Enquanto aquecemos os motores para a mostra de filmes Realismo Socialista, no MIS Campinas(a mostra terá seu início no próximo dia 27 de agosto), se faz necessário denunciar as falsas relações entre arte e marxismo estabelecidas historicamente pelos stalinistas. Tal denúncia pode não ser novidade para muitos marxistas esclarecidos, mas é sempre importante salientarmos para pessoas não totalmente familiarizadas com questões estéticas, que o Realismo Socialista não é arte revolucionária. Esta afirmação é a posição estética/política assumida pelo nosso blog, deixando claro que durante a mostra de filmes, estaremos abertos ao debate/diálogo junto aqueles que inclusive discordam de nós.

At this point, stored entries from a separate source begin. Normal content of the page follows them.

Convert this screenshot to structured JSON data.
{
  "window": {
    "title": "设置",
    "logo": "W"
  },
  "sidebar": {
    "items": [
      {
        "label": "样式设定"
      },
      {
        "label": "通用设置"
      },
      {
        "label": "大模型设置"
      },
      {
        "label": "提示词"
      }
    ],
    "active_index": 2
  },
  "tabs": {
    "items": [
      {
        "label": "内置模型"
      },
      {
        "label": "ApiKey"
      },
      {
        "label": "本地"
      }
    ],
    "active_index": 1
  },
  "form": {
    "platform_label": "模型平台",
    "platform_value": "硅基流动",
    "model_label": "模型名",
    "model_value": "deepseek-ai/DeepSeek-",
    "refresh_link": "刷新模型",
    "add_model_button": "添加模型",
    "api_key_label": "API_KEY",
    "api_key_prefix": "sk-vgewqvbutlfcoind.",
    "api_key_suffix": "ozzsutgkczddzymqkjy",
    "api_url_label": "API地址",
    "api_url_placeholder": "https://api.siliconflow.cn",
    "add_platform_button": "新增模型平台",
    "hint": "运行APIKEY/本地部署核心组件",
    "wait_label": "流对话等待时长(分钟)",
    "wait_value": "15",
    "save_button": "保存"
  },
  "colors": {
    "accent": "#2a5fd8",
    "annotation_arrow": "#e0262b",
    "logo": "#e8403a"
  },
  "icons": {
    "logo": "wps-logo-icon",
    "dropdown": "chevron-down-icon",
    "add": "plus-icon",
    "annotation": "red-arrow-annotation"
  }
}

Mas não seria exatamente a associação entre arte revolucionária e Realismo Socialista, que encontramos em documentários, reportagens e artigos fartamente difundidos pela mídia capitalista? Pois é, o esforço ideológico da intelectualidade reacionária, no Brasil e no mundo, funda-se em falsos princípios políticos: a tara liberal procura associar marxismo com totalitarismo, arte de esquerda com propaganda rasteira. Estamos diante de um momento que exige definições, correções, conceituações. Visto que a produção cultural atrelada aos interesses e ao universo de valores do capitalismo, não consegue ocultar totalmente a miséria e a alienação, os discursos sobre arte revolucionária fazem do território estético um espaço que sonha ativamente com a construção de uma outra realidade histórica.
Não existem decretos para a arte revolucionária. Entendida como um conjunto de experiências artísticas plurais que desaguam na condenação da civilização capitalista, a arte revolucionária não pode existir a mando de nenhuma estrutura burocrática. A diferença básica entre um artista militante e um garoto de recados de fórmulas artísticas, está na necessária e relativa autonomia do primeiro. A necessidade de afirmação humana que reside no impulso artístico criador não pode, a custo de neutralizar seu poder de fogo contestador, ser o cumprimento de uma ordem que visa beneficiar um órgão centralizador de poder. Talvez a confusão que muitos fazem(e o proveito que muitos tiram desta confusão) esteja numa suposta centralização da cultura realizada pelo socialismo. Muito pelo contrário: o socialismo deve garantir a estrutura material necessária para uma arte livre, para uma cultura libertária, descentralizada. O comando interior do artista não apenas leva ao protesto contra o sistema capitalista, hostil à criação artística(aspecto este destacado por Marx), mas exige(quando o artista possui consciência política) uma alternativa política. O respeito às leis artísticas culminam na necessidade de uma outra organização política: é o socialismo, e não suas deformações burocráticas, que pode possibilitar o desenvolvimento das potencialidades humanas, da criação. Não é servindo de propaganda, como foi o caso do Realismo Socialista, que a arte contribui com a necessária transformação política.
O desconhecimento da dinâmica artística, ou pelo menos da maneira como o suporte técnico articula-se com uma expressão que revela a denúncia e a rebelião contra a presente ordem social, acarreta quase sempre no desencontro entre forma e conteúdo. O direito à pesquisa artística é um pressuposto para que a arte não se feche em uma linguagem que carrega as estruturas e os vícios da cultura dominante. Ou seja, não existe arte revolucionária com happy end, com uma simplificação maniqueísta tão ao gosto da indústria cultural. Contrariando a assertiva do poeta Maiakóvski, o Realismo Socialista desconsidera a forma revolucionária e gera um conteúdo que também não é revolucionário. Entretanto, é dentro da tensão entre elementos jdanovistas e elementos de vanguarda, que encontramos, como foi dito na edição 29, algumas manifestações artísticas que devem ser examinadas/problematizadas: cumpre a nós debatermos até que ponto tais obras cumprem um papel político progressista e até que ponto tornam-se expressões das imposições burocráticas do jdanovismo. Trata-se de um debate!
Nas próximas edições, em sintonia com a mencionada mostra de filmes, tentaremos expor os erros, as confusões, as contradições e o retrocesso estético que o Realismo Socialista representou e representa para os artistas de esquerda.